O 3º Fórum de Agricultura da América do Sul (Agricultural Outlook Forum 2015) é uma realização do Núcleo de Agronegócio da Gazeta do Povo (AgroGP), plataforma de conteúdo do Grupo Paranaense de Comunicação (GRPCom), sediado em Curitiba, no Paraná, Região Sul do Brasil. Focado em soluções de mídia e comunicação para a promoção do setor, da América do Sul à América do Norte, Ásia, África e Europa, o AgroGP se apresenta como um dos elos da cadeia produtiva do agronegócio, essencial ao desenvolvimento sustentável e ordenado da atividade.

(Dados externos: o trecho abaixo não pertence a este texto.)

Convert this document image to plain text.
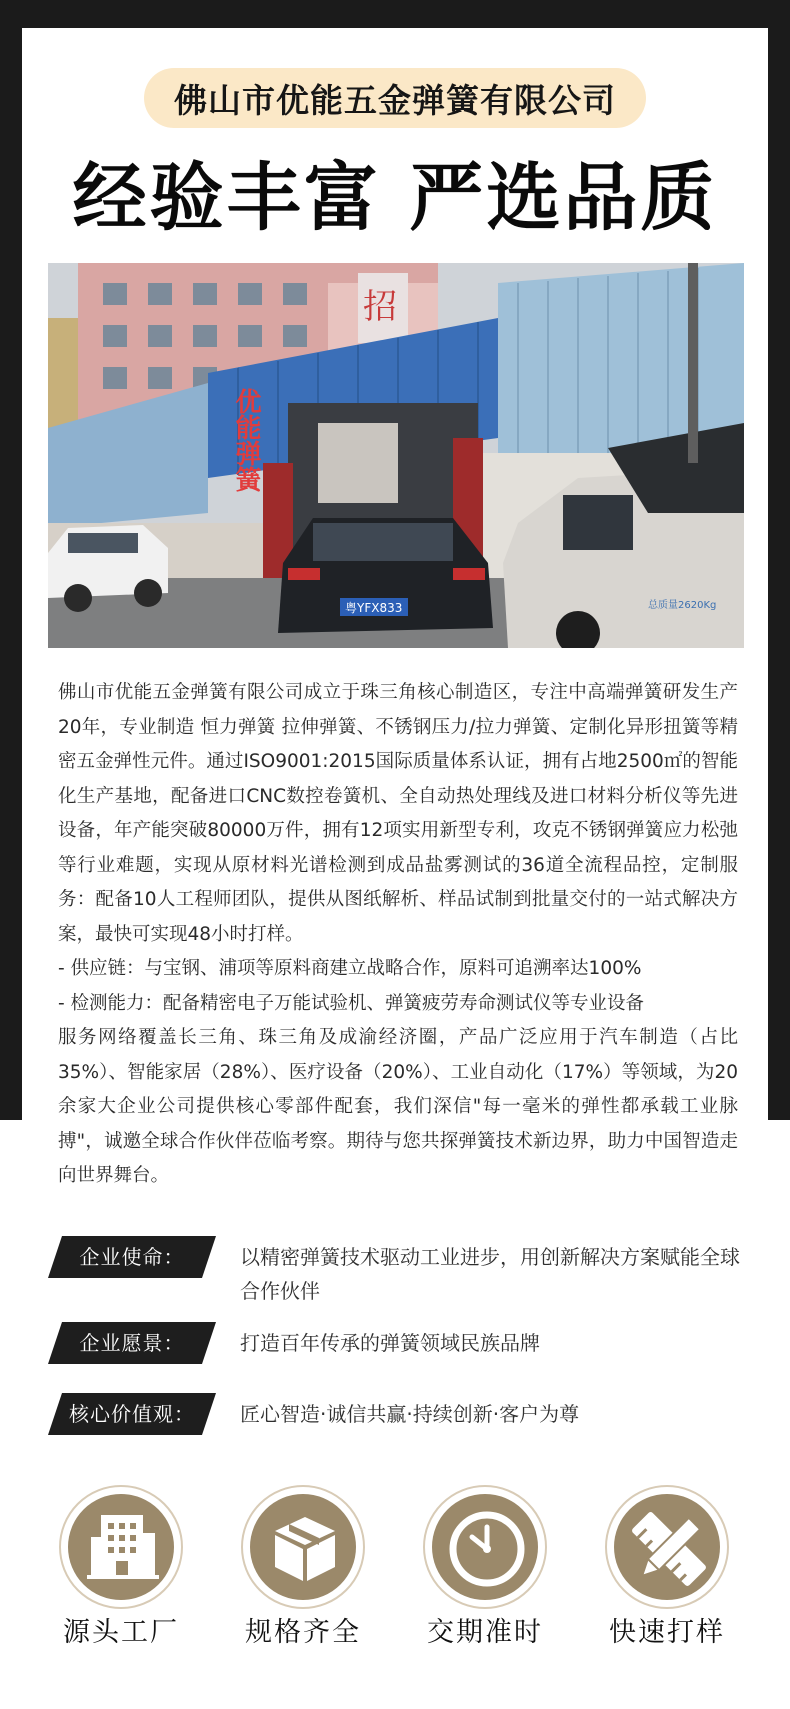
佛山市优能五金弹簧有限公司
经验丰富 严选品质
招
优能弹簧
粤YFX833	总质量2620Kg

佛山市优能五金弹簧有限公司成立于珠三角核心制造区，专注中高端弹簧研发生产20年，专业制造 恒力弹簧 拉伸弹簧、不锈钢压力/拉力弹簧、定制化异形扭簧等精密五金弹性元件。通过ISO9001:2015国际质量体系认证，拥有占地2500㎡的智能化生产基地，配备进口CNC数控卷簧机、全自动热处理线及进口材料分析仪等先进设备，年产能突破80000万件，拥有12项实用新型专利，攻克不锈钢弹簧应力松弛等行业难题，实现从原材料光谱检测到成品盐雾测试的36道全流程品控，定制服务：配备10人工程师团队，提供从图纸解析、样品试制到批量交付的一站式解决方案，最快可实现48小时打样。

- 供应链：与宝钢、浦项等原料商建立战略合作，原料可追溯率达100%

- 检测能力：配备精密电子万能试验机、弹簧疲劳寿命测试仪等专业设备

服务网络覆盖长三角、珠三角及成渝经济圈，产品广泛应用于汽车制造（占比35%）、智能家居（28%）、医疗设备（20%）、工业自动化（17%）等领域，为20余家大企业公司提供核心零部件配套，我们深信"每一毫米的弹性都承载工业脉搏"，诚邀全球合作伙伴莅临考察。期待与您共探弹簧技术新边界，助力中国智造走向世界舞台。

企业使命：	以精密弹簧技术驱动工业进步，用创新解决方案赋能全球合作伙伴
企业愿景：	打造百年传承的弹簧领域民族品牌
核心价值观：	匠心智造·诚信共赢·持续创新·客户为尊
源头工厂	规格齐全	交期准时	快速打样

O projeto piloto do Fórum foi realizado em 2013, fruto de uma aliança estratégica entre o AgroGP e o Conselho Agropecuário do Sul (CAS) – conselho de ministros que reúne os ministérios da Agricultura de seis países: Argentina, Bolívia, Brasil, Chile, Paraguai e Uruguai. A 1ª edição do evento levou para Foz do Iguaçu mais de 500 participantes e 30 palestrantes de dez países para discutir os desafios e oportunidade do novo ciclo de expansão da produção mundial de grãos.

Em 2014, a partir do tema “Inovação e Sustentabilidade no Campo”, os debates passaram a discutir a América do Sul enquanto bloco, apontando caminhos para manter a competitividade em um mundo globalizado e fortalecer o posicionamento da região como o grande player do lado da oferta.